Kapolsek Pungging AKP Selimat menjelaskan, insiden tersebut terjadi di lantai 4 gedung asrama santri Ponpes Nuris sekitar pukul 08.00 WIB. Saat itu, 3 santri yang akan menjemur pakaian melihat KAW akan naik ke kolam penampungan air.
Selain untuk jemuran, juga terdapat kolam penampungan air yang tingginya sekitar 1 meter di lantai tersebut. Salah satu santri pun mengingatkan agar KAW tidak menaiki kolam karena area berbahaya. Apabila ketahuan pengurus pesantren bakal dikenakan sanksi.
SCROLL TO CONTINUE WITH CONTENT
"Kurang lebih 5 menit kemudian, temannya sesama santri ini mendengar teriakan dan suara benda tercebur air. Tiga santri langsung mengecek, mereka melihat korban di dalam kolam penampungan air dalam keadaan tidak bergerak," jelasnya kepada detikJatim, Jumat (13/2/2026).
Santri yang duduk di bangku kelas 2 SMP lantas dievakuasi oleh 3 temannya ke asrama santri.
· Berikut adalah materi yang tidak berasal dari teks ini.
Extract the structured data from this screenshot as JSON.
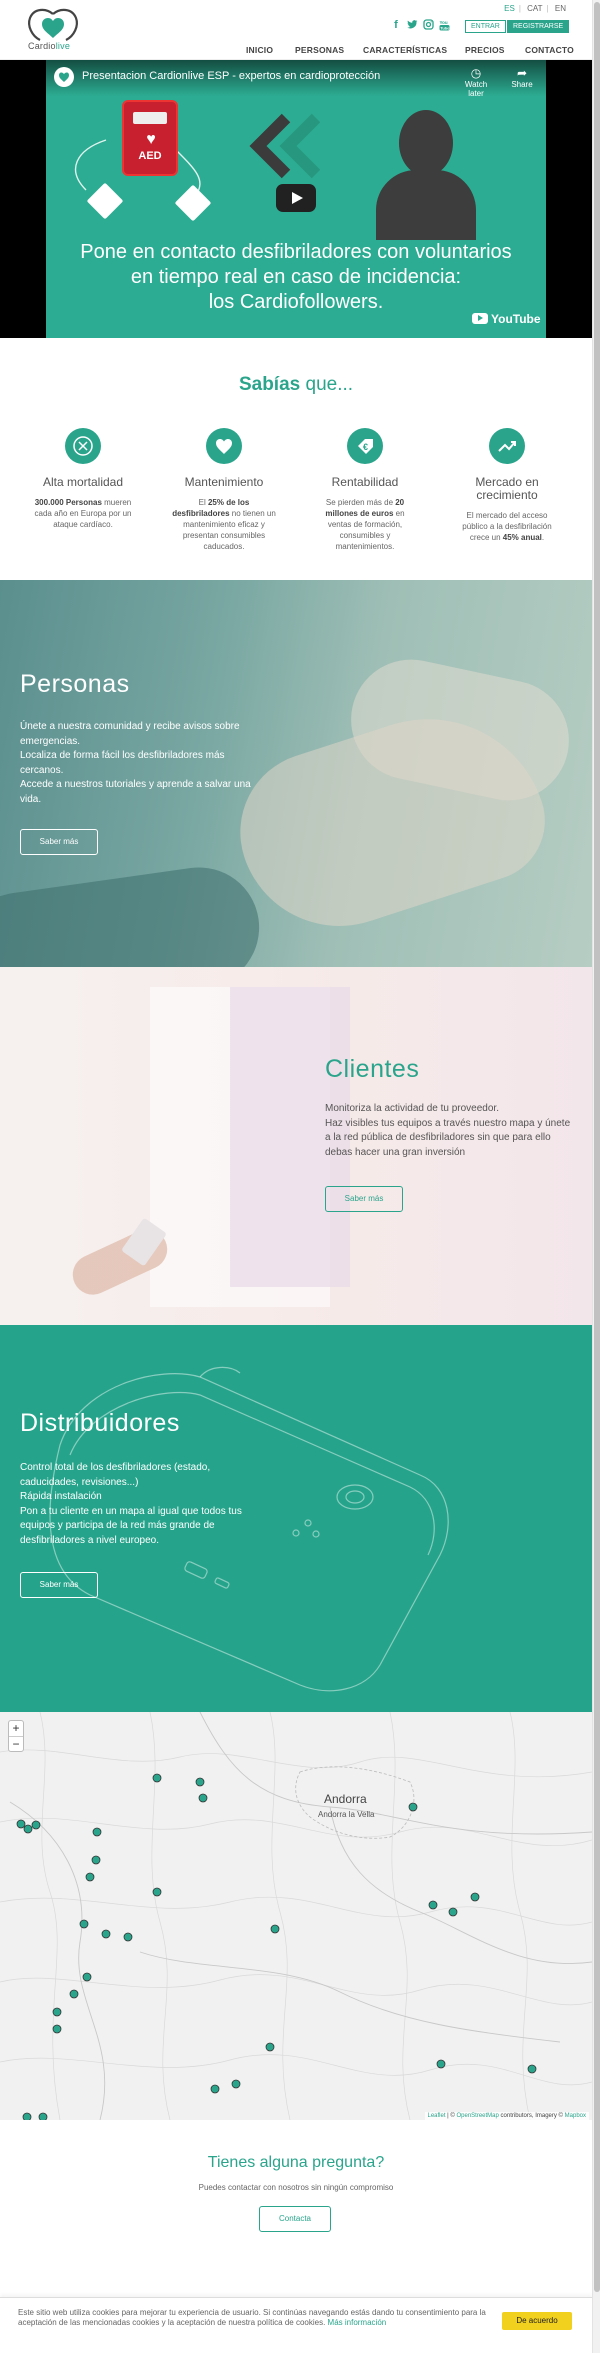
{
  "header": {
    "logo_name": "Cardiolive",
    "logo_accent": "Cardio",
    "logo_rest": "live",
    "languages": [
      "ES",
      "CAT",
      "EN"
    ],
    "active_language": "ES",
    "social_icons": [
      "facebook-icon",
      "twitter-icon",
      "instagram-icon",
      "youtube-icon"
    ],
    "login_label": "ENTRAR",
    "register_label": "REGISTRARSE",
    "nav": [
      "INICIO",
      "PERSONAS",
      "CARACTERÍSTICAS",
      "PRECIOS",
      "CONTACTO"
    ]
  },
  "video": {
    "title": "Presentacion Cardionlive ESP - expertos en cardioprotección",
    "watch_later": "Watch later",
    "share": "Share",
    "aed_label": "AED",
    "caption_line1": "Pone en contacto desfibriladores con voluntarios",
    "caption_line2": "en tiempo real en caso de incidencia:",
    "caption_line3": "los Cardiofollowers.",
    "youtube_label": "YouTube"
  },
  "sabias": {
    "title_bold": "Sabías",
    "title_rest": " que...",
    "features": [
      {
        "icon": "x-icon",
        "title": "Alta mortalidad",
        "pre": "",
        "bold": "300.000 Personas",
        "post": " mueren cada año en Europa por un ataque cardíaco."
      },
      {
        "icon": "heart-icon",
        "title": "Mantenimiento",
        "pre": "El ",
        "bold": "25% de los desfibriladores",
        "post": " no tienen un mantenimiento eficaz y presentan consumibles caducados."
      },
      {
        "icon": "euro-icon",
        "title": "Rentabilidad",
        "pre": "Se pierden más de ",
        "bold": "20 millones de euros",
        "post": " en ventas de formación, consumibles y mantenimientos."
      },
      {
        "icon": "trend-up-icon",
        "title": "Mercado en crecimiento",
        "pre": "El mercado del acceso público a la desfibrilación crece un ",
        "bold": "45% anual",
        "post": "."
      }
    ]
  },
  "personas": {
    "title": "Personas",
    "lines": [
      "Únete a nuestra comunidad y recibe avisos sobre emergencias.",
      "Localiza de forma fácil los desfibriladores más cercanos.",
      "Accede a nuestros tutoriales y aprende a salvar una vida."
    ],
    "button": "Saber más"
  },
  "clientes": {
    "title": "Clientes",
    "lines": [
      "Monitoriza la actividad de tu proveedor.",
      "Haz visibles tus equipos a través nuestro mapa y únete a la red pública de desfibriladores sin que para ello debas hacer una gran inversión"
    ],
    "button": "Saber más"
  },
  "distribuidores": {
    "title": "Distribuidores",
    "lines": [
      "Control total de los desfibriladores (estado, caducidades, revisiones...)",
      "Rápida instalación",
      "Pon a tu cliente en un mapa al igual que todos tus equipos y participa de la red más grande de desfibriladores a nivel europeo."
    ],
    "button": "Saber más"
  },
  "map": {
    "zoom_in": "+",
    "zoom_out": "−",
    "country_label": "Andorra",
    "city_label": "Andorra la Vella",
    "attribution_leaflet": "Leaflet",
    "attribution_osm": "OpenStreetMap",
    "attribution_mid": " contributors, Imagery © ",
    "attribution_mapbox": "Mapbox",
    "attribution_sep": " | © "
  },
  "contact": {
    "title": "Tienes alguna pregunta?",
    "subtitle": "Puedes contactar con nosotros sin ningún compromiso",
    "button": "Contacta"
  },
  "cookie": {
    "text": "Este sitio web utiliza cookies para mejorar tu experiencia de usuario. Si continúas navegando estás dando tu consentimiento para la aceptación de las mencionadas cookies y la aceptación de nuestra política de cookies. ",
    "link": "Más información",
    "button": "De acuerdo"
  },
  "colors": {
    "accent": "#2aa58c",
    "cookie_button": "#f2d01e"
  }
}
Korban sempat dibawa ke rumah sakit, namun telah dinyatakan meninggal dunia.
"Setelah di asrama, oleh pihak pondok dibawa ke RSUD Prof dr Soekandar, Mojosari. Saat ini dalam keadaan meninggal dunia," terangnya.
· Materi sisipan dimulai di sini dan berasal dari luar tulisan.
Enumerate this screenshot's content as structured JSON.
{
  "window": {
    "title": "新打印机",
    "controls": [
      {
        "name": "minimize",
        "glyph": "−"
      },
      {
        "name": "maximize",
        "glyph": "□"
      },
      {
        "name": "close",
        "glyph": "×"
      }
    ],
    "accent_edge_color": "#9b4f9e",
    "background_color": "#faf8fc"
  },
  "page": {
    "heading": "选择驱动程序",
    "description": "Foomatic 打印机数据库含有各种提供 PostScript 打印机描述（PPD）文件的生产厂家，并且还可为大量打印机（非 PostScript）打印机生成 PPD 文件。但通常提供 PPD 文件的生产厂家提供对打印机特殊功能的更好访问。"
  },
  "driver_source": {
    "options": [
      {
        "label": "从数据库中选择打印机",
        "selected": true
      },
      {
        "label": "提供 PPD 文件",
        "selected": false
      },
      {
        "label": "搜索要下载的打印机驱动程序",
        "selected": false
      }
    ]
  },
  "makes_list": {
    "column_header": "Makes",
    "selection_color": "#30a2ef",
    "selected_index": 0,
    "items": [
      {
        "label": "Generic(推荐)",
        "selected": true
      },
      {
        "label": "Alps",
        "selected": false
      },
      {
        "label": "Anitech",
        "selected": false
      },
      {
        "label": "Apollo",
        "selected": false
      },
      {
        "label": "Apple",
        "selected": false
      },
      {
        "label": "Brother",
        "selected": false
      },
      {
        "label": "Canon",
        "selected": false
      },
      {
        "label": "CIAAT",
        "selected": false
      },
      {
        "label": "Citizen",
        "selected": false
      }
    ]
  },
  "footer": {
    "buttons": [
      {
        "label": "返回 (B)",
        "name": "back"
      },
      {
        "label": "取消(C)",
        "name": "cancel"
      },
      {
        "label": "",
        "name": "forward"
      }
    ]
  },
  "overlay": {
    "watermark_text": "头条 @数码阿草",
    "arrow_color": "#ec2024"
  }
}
Polisi masih menyelidiki penyebab kematian korban di kolam penampungan air. Menurut Selimat, sejauh ini pihaknya telah memeriksa 5 saksi dari santri maupun karyawan Ponpes Nuris. Dugaan sementara korban tewas setelah tersengat listrik.
"Dugaan sementara ada kabel otomatis mesin pompa air yang terinjak oleh korban. Kemudian tercebur ke dalam kolam penampungan air," tandasnya.